Nonton film menjadi salah satu aktifitas favorit saya untuk ngabuburit. Tinggal duduk manis di kursi empuk dalam ruangan adem ber-ac, asyik tenggelam dalam cerita yang disajikan, tau-tau sudah mendekati waktunya berbuka puasa.

Daya tarik film ini (buat saya, personally) ada pada Hugh Jackman tentunya. Saya tidak yakin akan sesuka ini pada karakter Wolverine kalau bukan dia yang memerankannya. Menyenangkan juga melihat mbak Jean Grey muncul di sini. Saya selalu suka romantis-dramatisnya hubungan Wolverine dan Jean Grey. What about Jean Grey – Cyclops? Yaaaah… itu sih beda urusan lagi.

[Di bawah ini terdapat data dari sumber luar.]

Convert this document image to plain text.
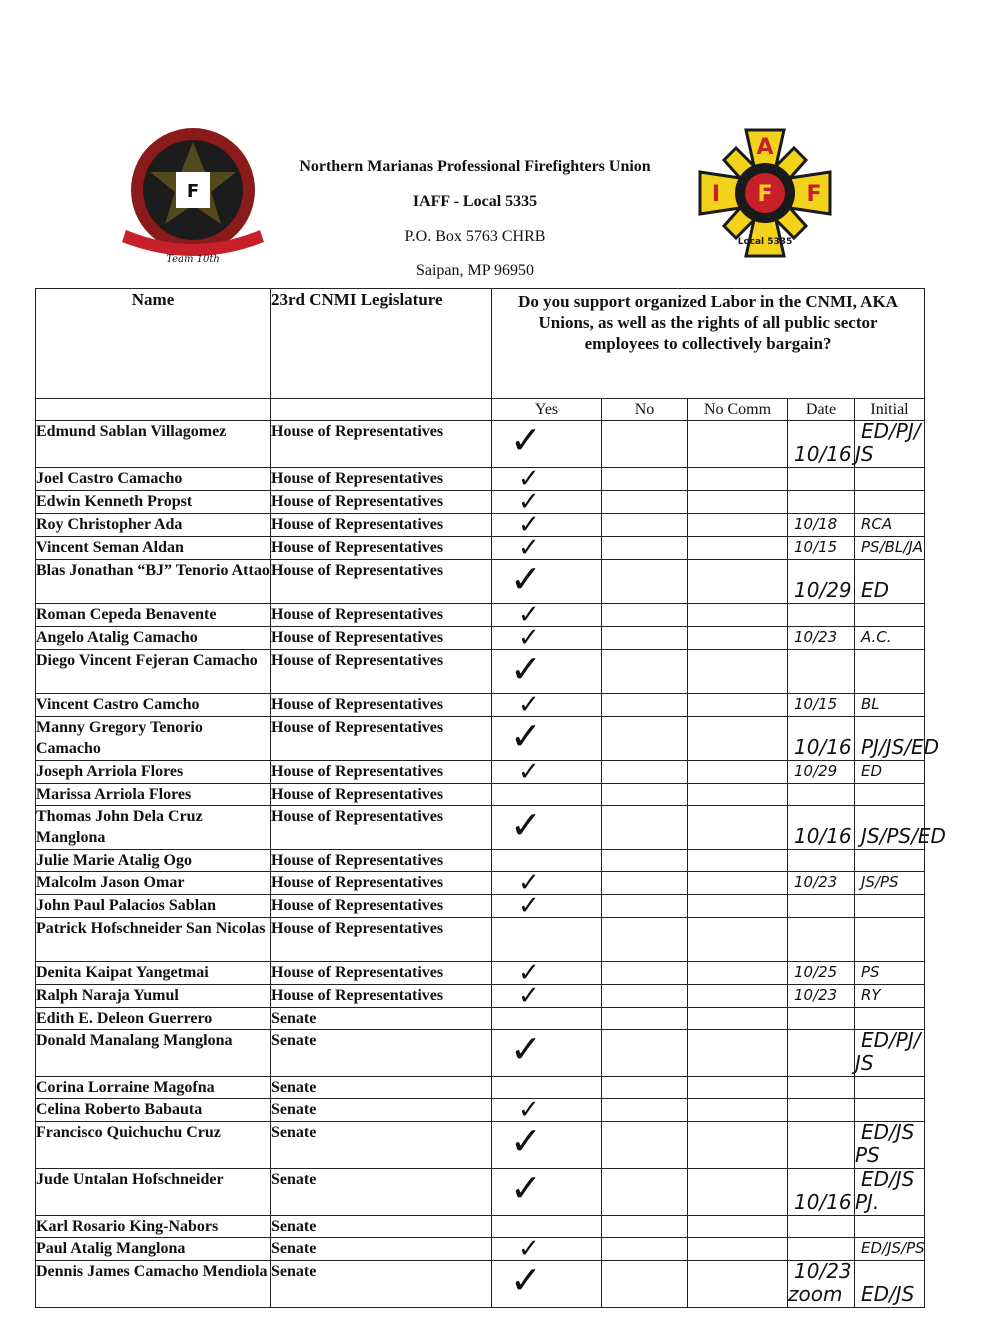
F
Team 10th
Northern Marianas Professional Firefighters Union
IAFF - Local 5335
P.O. Box 5763 CHRB
Saipan, MP 96950
F
A
I	F
Local 5335
Name	23rd CNMI Legislature	Do you support organized Labor in the CNMI, AKA Unions, as well as the rights of all public sector employees to collectively bargain?				
		Yes	No	No Comm	Date	Initial
Edmund Sablan Villagomez	House of Representatives	✓			10/16	ED/PJ/ JS
Joel Castro Camacho	House of Representatives	✓				

Edwin Kenneth Propst	House of Representatives	✓				

Roy Christopher Ada	House of Representatives	✓			10/18	RCA
Vincent Seman Aldan	House of Representatives	✓			10/15	PS/BL/JA
Blas Jonathan “BJ” Tenorio Attao	House of Representatives	✓			10/29	ED
Roman Cepeda Benavente	House of Representatives	✓				

Angelo Atalig Camacho	House of Representatives	✓			10/23	A.C.
Diego Vincent Fejeran Camacho	House of Representatives	✓				

Vincent Castro Camcho	House of Representatives	✓			10/15	BL
Manny Gregory Tenorio Camacho	House of Representatives	✓			10/16	PJ/JS/ED
Joseph Arriola Flores	House of Representatives	✓			10/29	ED
Marissa Arriola Flores	House of Representatives					
Thomas John Dela Cruz Manglona	House of Representatives	✓			10/16	JS/PS/ED
Julie Marie Atalig Ogo	House of Representatives					
Malcolm Jason Omar	House of Representatives	✓			10/23	JS/PS
John Paul Palacios Sablan	House of Representatives	✓				

Patrick Hofschneider San Nicolas	House of Representatives					
Denita Kaipat Yangetmai	House of Representatives	✓			10/25	PS
Ralph Naraja Yumul	House of Representatives	✓			10/23	RY
Edith E. Deleon Guerrero	Senate					
Donald Manalang Manglona	Senate	✓				ED/PJ/ JS
Corina Lorraine Magofna	Senate					
Celina Roberto Babauta	Senate	✓				

Francisco Quichuchu Cruz	Senate	✓				ED/JS PS
Jude Untalan Hofschneider	Senate	✓			10/16	ED/JS PJ.
Karl Rosario King-Nabors	Senate					
Paul Atalig Manglona	Senate	✓				ED/JS/PS
Dennis James Camacho Mendiola	Senate	✓			10/23 zoom	ED/JS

Beberapa film Hollywood baru yang akhir-akhir ini saya tonton kok sering menyelipkan satu atau beberapa pemeran dari Asia ya? di Red 2 ada Lee Byung Hun. Di sini ada Tao Okamoto dan Rila Fukushima. Sengaja narik pasar penonton lebih luas pastinya. Lihat saja betapa orang Indonesia berduyun-duyun menonton Fast & Furious 6 demi melihat aksi Joe Taslim beberapa waktu lalu. Nggak termasuk saya. Saya nonton Furious 6 demi mas Vin. Mo gak ada Joe Taslim asal ada mas Vin juga tetep bakal ta tonton itu film. Ga peduli seberapa panjang ga masuk akal runway pesawat di film itu. Lah kok malah jadi bahas film lain?

Yang jelas kalo nonton The Wolverine, jangan dulu terburu-buru beranjak meninggalkan kursi setelah film berakhir. Duduk-duduk dulu lah sejenak sambil nunggu kerumunan menuju pintu keluar studio mereda. Karena ada extra credit di tengah-tengah credit title yang sungguh amat sangat wajib untuk ditonton. Extra credit yang tak kalah (atau malah lebih) penting dari keseluruhan film.  Saksikan saja sendiri.. 😉

Iklan

Red 2. Not Impressed.

Saya termasuk yang menyukai kehebatan aksi para tetua yang disajikan dalam film Red beberapa tahun lalu. Oleh karenanya ketika dilanjutkan dengan sekuel: Red 2, saya bersemangat untuk melihatnya.

Apparently, it doesn’t impressed me much as the previous movie.

Kalo sekedar pengen liat aksi laga berantem, tembak-tembakan, ledakan.. ada. Tapi ceritanya kok kurang smooth mengalirnya ya? Belum juga sempat terkesan dengan setting yang disajikan, ujug-ujug udah pindah kota pindah negara begitu saja.  Well.. Om Bruce Willis tetep keren dengan botak seksinya, tante Hellen Mirren juga tampil bad ass sebagai nenek-nenek cantik yang lihai main senjata. Trus tante Catherine Zeta Jones itu usia berapa sih? Terlihat menua dari penampakan biasanya. Mungkin menyesuaikan dengan pemeran-pemeran lainnya.

Sudah.

Itu saja.

Saya tidak akan merekomendasikan film ini selain buat hiburan sekadar menanti waktu buka puasa.